A Arte sempre esteve aqui – você só precisa sentir

Tem algo invisível, mas que conecta você, como se houvesse um fio que costura sua história, sua identidade e suas memórias afetivas em um tecido também invisível. Isso é o que a arte faz e a gente às vezes nem percebe. Mas ela sempre esteve presente na humanidade. E é bom lembrar que a arte não está apenas em galerias ou museus. Ela pulsa em cada ponto bordado, nas cores que compõem um desenho, nas linhas que constroem paisagens na arquitetura da vida com emoções.

Mãos lidando com Linha.

Muitos de nós fomos ensinados a acreditar que arte é privilégio de poucos, que está distante da realidade do dia a dia. No entanto, basta um olhar atento para perceber que ela está presente no cotidiano: no bordado que cobre a mesa da avó, na pintura que decora sua sala, no desenho que se forma nas linhas dos prédios. A arte sempre esteve aqui, contando nossas narrativas de forma sutil e visceral ao mesmo tempo.

Raízes e Influências da Arte Brasileira

Todas as linguagens da arte brasileira, carregam heranças de diferentes povos, entrelaçadas para formar uma identidade e cultura extraordinárias e não nasceram do acaso. Ela é resultado do encontro de culturas, da resistência dos povos indígenas, da força da ancestralidade africana e da técnica europeia reinventada com nossa espontaneidade. Cada expressão artística, seja um bordado, uma tela ou uma cantiga, carrega um pedacinho dessa trajetória.

Pintura Famille de Botocoudos en marche do artista Jean-Baptiste Debret,1834. Pintura mostra uma família de pessoas nativas brasileiras caminhando por paisagem bucólica.

Famille de Botocoudos en marche – Jean-Baptiste Debret,1834

A Arte Indígena: O Primeiro Capítulo da Nossa História

Muito antes da chegada dos colonizadores, os povos indígenas já desenhavam a identidade do Brasil por meio de grafismos, cerâmicas e artes plumárias. Criações carregadas de significados, conectando passado, presente e espiritualidade.

Essa arte continua viva e ressignificada, reinventando-se através das mãos de artistas contemporâneos como Jaider Esbell, Denilson Baniwa e Daiara Tukano, que transformam tradição em manifestação, criando pontes entre o passado e o presente.

Desenho e criação de Demostenes Dumont Vargas Filho. Bordados Matizes Dumont.

Desenho e criação de Demostenes Dumont Vargas Filho.

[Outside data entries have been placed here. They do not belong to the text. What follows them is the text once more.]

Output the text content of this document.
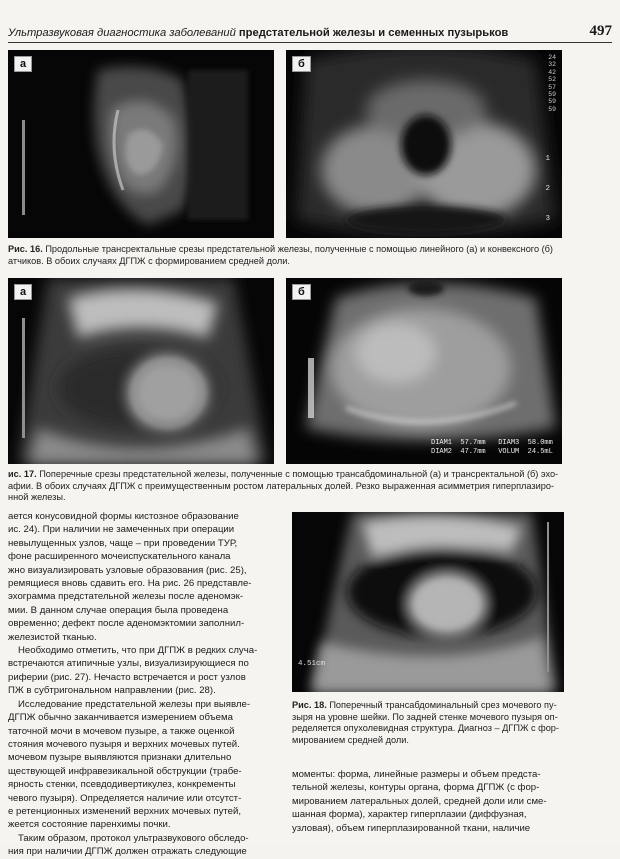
Ультразвуковая диагностика заболеваний предстательной железы и семенных пузырьков	497
а	б
24
32
42
52
57
59
59
59
1
2
3
Рис. 16. Продольные трансректальные срезы предстательной железы, полученные с помощью линейного (а) и конвексного (б)
атчиков. В обоих случаях ДГПЖ с формированием средней доли.
а	б
DIAM1  57.7mm DIAM3  58.0mm
DIAM2  47.7mm VOLUM  24.5mL
ис. 17. Поперечные срезы предстательной железы, полученные с помощью трансабдоминальной (а) и трансректальной (б) эхо-
афии. В обоих случаях ДГПЖ с преимущественным ростом латеральных долей. Резко выраженная асимметрия гиперплазиро-
нной железы.

ается конусовидной формы кистозное образование

ис. 24). При наличии не замеченных при операции

невылущенных узлов, чаще – при проведении ТУР,

фоне расширенного мочеиспускательного канала

жно визуализировать узловые образования (рис. 25),

ремящиеся вновь сдавить его. На рис. 26 представле-

эхограмма предстательной железы после аденомэк-

мии. В данном случае операция была проведена

овременно; дефект после аденомэктомии заполнил-

железистой тканью.

Необходимо отметить, что при ДГПЖ в редких случа-

встречаются атипичные узлы, визуализирующиеся по

риферии (рис. 27). Нечасто встречается и рост узлов

ПЖ в субтригональном направлении (рис. 28).

Исследование предстательной железы при выявле-

ДГПЖ обычно заканчивается измерением объема

таточной мочи в мочевом пузыре, а также оценкой

стояния мочевого пузыря и верхних мочевых путей.

мочевом пузыре выявляются признаки длительно

ществующей инфравезикальной обструкции (трабе-

ярность стенки, псевдодивертикулез, конкременты

чевого пузыря). Определяется наличие или отсутст-

е ретенционных изменений верхних мочевых путей,

жеется состояние паренхимы почки.

Таким образом, протокол ультразвукового обследо-

ния при наличии ДГПЖ должен отражать следующие

4.51cm
Рис. 18. Поперечный трансабдоминальный срез мочевого пу-
зыря на уровне шейки. По задней стенке мочевого пузыря оп-
ределяется опухолевидная структура. Диагноз – ДГПЖ с фор-
мированием средней доли.

моменты: форма, линейные размеры и объем предста-

тельной железы, контуры органа, форма ДГПЖ (с фор-

мированием латеральных долей, средней доли или сме-

шанная форма), характер гиперплазии (диффузная,

узловая), объем гиперплазированной ткани, наличие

Bordados Matizes Dumont.

A Influência Africana: Ritmo, Cor e Resistência

Com a chegada forçada de africanos escravizados, o Brasil ganhou não apenas mãos, mas também alma. O som dos tambores, os padrões vibrantes dos tecidos, a força das esculturas e as manifestações religiosas deram novo tom à identidade artística nacional.

Hoje, artistas como Rosana Paulino e Emanoel Araújo resgatam essa herança por meio de obras que questionam a história da arte e propõem uma revisão crítica das narrativas dominantes.

Foto da artista Rosana Paulino. Fonte - Jornal da Universidade UFRGS

Foto de Rosana Paulino. Fonte – Jornal da Universidade UFRGS

O Barroco e a Influência Europeia: Entre a Tradição e a Reinvenção

Com a colonização portuguesa, o barroco dourou igrejas, esculturas e cidades históricas, dentre elas Ouro Preto, Diamantina, Salvador. O barroco se consolidou como a principal

expressão artística do período colonial. O entalhe na madeira, as esculturas douradas e as pinturas sacras revelavam a força da fé e o poder das elites religiosas e econômicas da época. As obras de Aleijadinho deram forma a uma expressividade dramática, provando que a arte europeia, ao encontrar mãos brasileiras, ganha uma nova linguagem.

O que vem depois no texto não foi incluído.